Ensure you have completed all the steps in the following documents before continuing:


Allow the Local Broker to Connect Upstream

  1. Open the remote broker EFM System Administrator web interface at https://R_BROKER_IP:8443/efm-admin (replacing R_BROKER_IP with your remote broker’s public IP address) and log in as the efmAdmin user with the password that was set during installation (kinetic123)

It is safe to ignore the SSL warning since this lab uses self-signed SSL certificates. In production the EFM server would be provisioned with a valid SSL certificate.


Once you log in, the “radiation”-style warning in the upper right-hand of the page indicates that there are downstream brokers in quarantine.

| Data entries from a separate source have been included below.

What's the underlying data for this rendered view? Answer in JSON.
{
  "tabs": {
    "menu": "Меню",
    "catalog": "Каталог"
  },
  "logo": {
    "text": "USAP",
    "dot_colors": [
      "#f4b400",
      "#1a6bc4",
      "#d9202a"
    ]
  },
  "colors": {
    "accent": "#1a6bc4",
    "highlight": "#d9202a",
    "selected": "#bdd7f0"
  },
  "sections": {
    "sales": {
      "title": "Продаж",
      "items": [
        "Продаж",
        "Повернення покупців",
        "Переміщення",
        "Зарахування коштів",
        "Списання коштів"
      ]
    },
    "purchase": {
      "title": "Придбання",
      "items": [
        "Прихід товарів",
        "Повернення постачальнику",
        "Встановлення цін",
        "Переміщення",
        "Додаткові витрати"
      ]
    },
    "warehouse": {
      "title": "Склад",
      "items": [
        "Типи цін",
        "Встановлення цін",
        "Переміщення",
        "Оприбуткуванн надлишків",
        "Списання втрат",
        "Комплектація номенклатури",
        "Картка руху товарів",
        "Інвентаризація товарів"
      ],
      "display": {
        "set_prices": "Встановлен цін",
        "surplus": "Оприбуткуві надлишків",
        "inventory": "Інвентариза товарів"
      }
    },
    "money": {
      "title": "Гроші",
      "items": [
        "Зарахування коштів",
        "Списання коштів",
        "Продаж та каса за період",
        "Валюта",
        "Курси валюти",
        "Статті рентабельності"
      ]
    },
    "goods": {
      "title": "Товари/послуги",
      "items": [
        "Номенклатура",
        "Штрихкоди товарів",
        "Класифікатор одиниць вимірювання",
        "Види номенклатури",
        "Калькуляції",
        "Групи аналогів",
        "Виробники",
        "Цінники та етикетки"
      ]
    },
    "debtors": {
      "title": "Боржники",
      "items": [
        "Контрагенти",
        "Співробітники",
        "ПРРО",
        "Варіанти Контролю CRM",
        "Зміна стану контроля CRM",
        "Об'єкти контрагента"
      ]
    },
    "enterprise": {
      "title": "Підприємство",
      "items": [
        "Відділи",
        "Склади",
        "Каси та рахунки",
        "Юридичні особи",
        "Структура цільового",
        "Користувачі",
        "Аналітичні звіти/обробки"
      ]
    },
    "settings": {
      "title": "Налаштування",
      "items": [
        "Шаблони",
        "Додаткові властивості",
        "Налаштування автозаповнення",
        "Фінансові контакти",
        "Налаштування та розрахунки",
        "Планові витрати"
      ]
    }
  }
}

  1. Navigate to Permissions > Quarantine > Authorize
  2. Select the local broker from the list and click the Authorize button at the bottom

You should now see the local broker l-broker listed underneath the Root Broker in the Brokers section on the left-hand of the page.

  1. Select l-broker from the Brokers section


Add DSLinks to the Local Broker

MQTT DSLink

  1. Navigate to Management > links > Install Link
  2. Select MQTT from the link dropdown
  3. Enter mqtt as the name and click Invoke

It should say success True if the operation was successful.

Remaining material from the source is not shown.